Um áudio, por exemplo, que a reportagem do Brasil de Fato teve acesso, conta que determinado cidadão teria realizado uma reunião com o prefeito de uma pequena cidade da região Norte do RS. Nesta reunião, o prefeito teria alertado que estaria sendo requerido mais de 20 mil hectares de terra.
Por Redação, com Brasil de Fato - de Brasília
Uma onda de informações falsas sobre terras indígenas e quilombolas está assustando a população do interior do Rio Grande do Sul. A tática de amedrontamento não é nova com relação aos povos tradicionais, mas ganhou impulso nesse período eleitoral.
Instituições consultadas pela reportagem ressaltam que esse tipo de estratégia espalha o medo e acirra os conflitos, resultando na possibilidade de mais violência. Porém, é uma tática que resulta em frutos positivos para lideranças e políticos que colhem votos em meio a essa disseminação de notícias falsas.
Um áudio, por exemplo, que a reportagem do Brasil de Fato teve acesso, conta que determinado cidadão teria realizado uma reunião com o prefeito de uma pequena cidade da região Norte do RS. Nesta reunião, o prefeito teria alertado que estaria sendo requerido mais de 20 mil hectares de terra para demarcação para povos indígenas na região. Segundo o autor do áudio, isso faria "a terra indígena pegar toda a região. Vai acabar a cidade". A cidade em questão, segundo o IBGE, possui cerca de 290 quilômetros quadrados.
Além disso, no áudio compartilhado, o autor pede que os destinatários da mensagem ajudem "os amigos a votarem" em um deputado que "destinou muitas verbas para o município". Também fala com muita preocupação sobre as eleições presidenciais.
"Temos que eleger o Bolsonaro de qualquer jeito. Se ganhar o Lula, as casas onde pode morar uma família eles vão pegar, e se invadir, tu não vais poder entrar na justiça, simplesmente vai ter que aceitar, qualquer um vai poder entrar na tua propriedade e tu não vai poder fazer nada", diz o autor.
Área não tem sequer estudo concluído
De fato, o município citado no áudio possui em seu território uma terra indígena demarcada nos anos 1990, onde vivem cerca de 200 pessoas, numa área de aproximadamente 6 km². Um especialista consultado pelo Brasil de Fato disponibilizou um levantamento de dados sobre as terras indígenas em processo de homologação, demarcação, estudo e reivindicação no RS. De acordo com estes documentos, o que existe, de fato, é uma solicitação formal de 2013 para a criação de um Grupo Técnico (GT) da Funai para estudar a ampliação da área.

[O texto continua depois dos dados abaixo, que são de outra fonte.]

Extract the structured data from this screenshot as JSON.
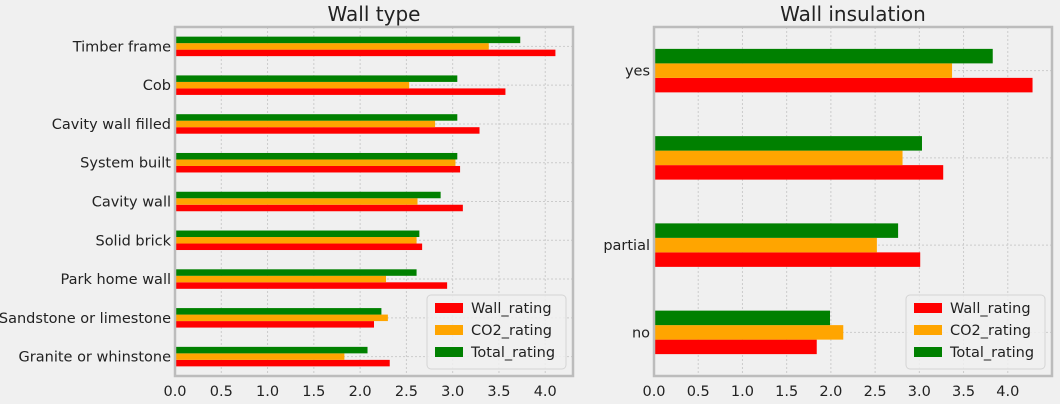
{
  "chart_data": [
    {
      "type": "bar",
      "orientation": "horizontal",
      "title": "Wall type",
      "categories": [
        "Granite or whinstone",
        "Sandstone or limestone",
        "Park home wall",
        "Solid brick",
        "Cavity wall",
        "System built",
        "Cavity wall filled",
        "Cob",
        "Timber frame"
      ],
      "series": [
        {
          "name": "Wall_rating",
          "color": "#ff0000",
          "values": [
            2.32,
            2.15,
            2.94,
            2.67,
            3.11,
            3.08,
            3.29,
            3.57,
            4.11
          ]
        },
        {
          "name": "CO2_rating",
          "color": "#ffa500",
          "values": [
            1.83,
            2.3,
            2.28,
            2.61,
            2.62,
            3.03,
            2.81,
            2.53,
            3.39
          ]
        },
        {
          "name": "Total_rating",
          "color": "#008000",
          "values": [
            2.08,
            2.23,
            2.61,
            2.64,
            2.87,
            3.05,
            3.05,
            3.05,
            3.73
          ]
        }
      ],
      "xlim": [
        0,
        4.3
      ],
      "xticks": [
        "0.0",
        "0.5",
        "1.0",
        "1.5",
        "2.0",
        "2.5",
        "3.0",
        "3.5",
        "4.0"
      ],
      "grid": true,
      "legend": "bottom-right"
    },
    {
      "type": "bar",
      "orientation": "horizontal",
      "title": "Wall insulation",
      "categories": [
        "no",
        "partial",
        "",
        "yes"
      ],
      "series": [
        {
          "name": "Wall_rating",
          "color": "#ff0000",
          "values": [
            1.84,
            3.01,
            3.27,
            4.28
          ]
        },
        {
          "name": "CO2_rating",
          "color": "#ffa500",
          "values": [
            2.14,
            2.52,
            2.81,
            3.37
          ]
        },
        {
          "name": "Total_rating",
          "color": "#008000",
          "values": [
            1.99,
            2.76,
            3.03,
            3.83
          ]
        }
      ],
      "xlim": [
        0,
        4.5
      ],
      "xticks": [
        "0.0",
        "0.5",
        "1.0",
        "1.5",
        "2.0",
        "2.5",
        "3.0",
        "3.5",
        "4.0"
      ],
      "grid": true,
      "legend": "bottom-right"
    }
  ]
}
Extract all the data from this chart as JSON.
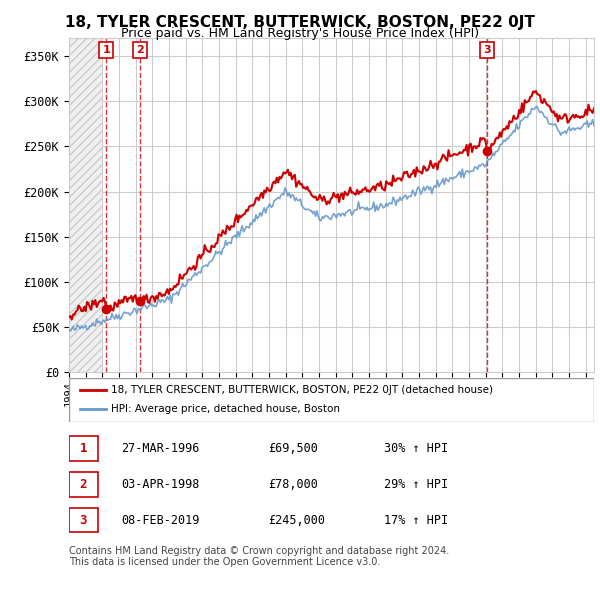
{
  "title": "18, TYLER CRESCENT, BUTTERWICK, BOSTON, PE22 0JT",
  "subtitle": "Price paid vs. HM Land Registry's House Price Index (HPI)",
  "ylabel_ticks": [
    "£0",
    "£50K",
    "£100K",
    "£150K",
    "£200K",
    "£250K",
    "£300K",
    "£350K"
  ],
  "ytick_values": [
    0,
    50000,
    100000,
    150000,
    200000,
    250000,
    300000,
    350000
  ],
  "ylim": [
    0,
    370000
  ],
  "xlim_start": 1994.0,
  "xlim_end": 2025.5,
  "hpi_color": "#6699cc",
  "price_color": "#cc0000",
  "sale_marker_color": "#cc0000",
  "legend_label_price": "18, TYLER CRESCENT, BUTTERWICK, BOSTON, PE22 0JT (detached house)",
  "legend_label_hpi": "HPI: Average price, detached house, Boston",
  "sale_dates": [
    1996.23,
    1998.26,
    2019.1
  ],
  "sale_prices": [
    69500,
    78000,
    245000
  ],
  "sale_labels": [
    "1",
    "2",
    "3"
  ],
  "sale_info": [
    {
      "label": "1",
      "date": "27-MAR-1996",
      "price": "£69,500",
      "hpi": "30% ↑ HPI"
    },
    {
      "label": "2",
      "date": "03-APR-1998",
      "price": "£78,000",
      "hpi": "29% ↑ HPI"
    },
    {
      "label": "3",
      "date": "08-FEB-2019",
      "price": "£245,000",
      "hpi": "17% ↑ HPI"
    }
  ],
  "footnote": "Contains HM Land Registry data © Crown copyright and database right 2024.\nThis data is licensed under the Open Government Licence v3.0.",
  "background_hatch_color": "#e8e8e8",
  "grid_color": "#cccccc"
}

A solicitação somente teve andamento em 2022, com uma portaria da Funai determinando a constituição de GT para "realizar estudos de natureza antropológica, etno-histórica, sociológica, jurídica, cartográfica e ambiental necessários à identificação e delimitação das áreas de ocupação indígena".
A partir disso, há um prazo de aproximadamente quatro meses para entrega de um relatório com essas informações. Ou seja, não há sequer relatório completo para aumentar o tamanho da terra indígena em questão. Além disso, não há como afirmar que o povo indígena da região esteja solicitando de fato 20 mil hectares.
Desinformação beneficia políticos e agronegócio
– O fato de os indígenas reivindicarem determinada quantidade de área, não significa que a área seja reconhecida. E, sendo reconhecida, não significa que seja na totalidade reivindicada – explicou o especialista consultado.
Ele ainda opina no sentido de ressaltar o fato do tema ter "incendiado" justamente em setembro, durante o período eleitoral, o que teria ocasionado a nova onda de informações falsas.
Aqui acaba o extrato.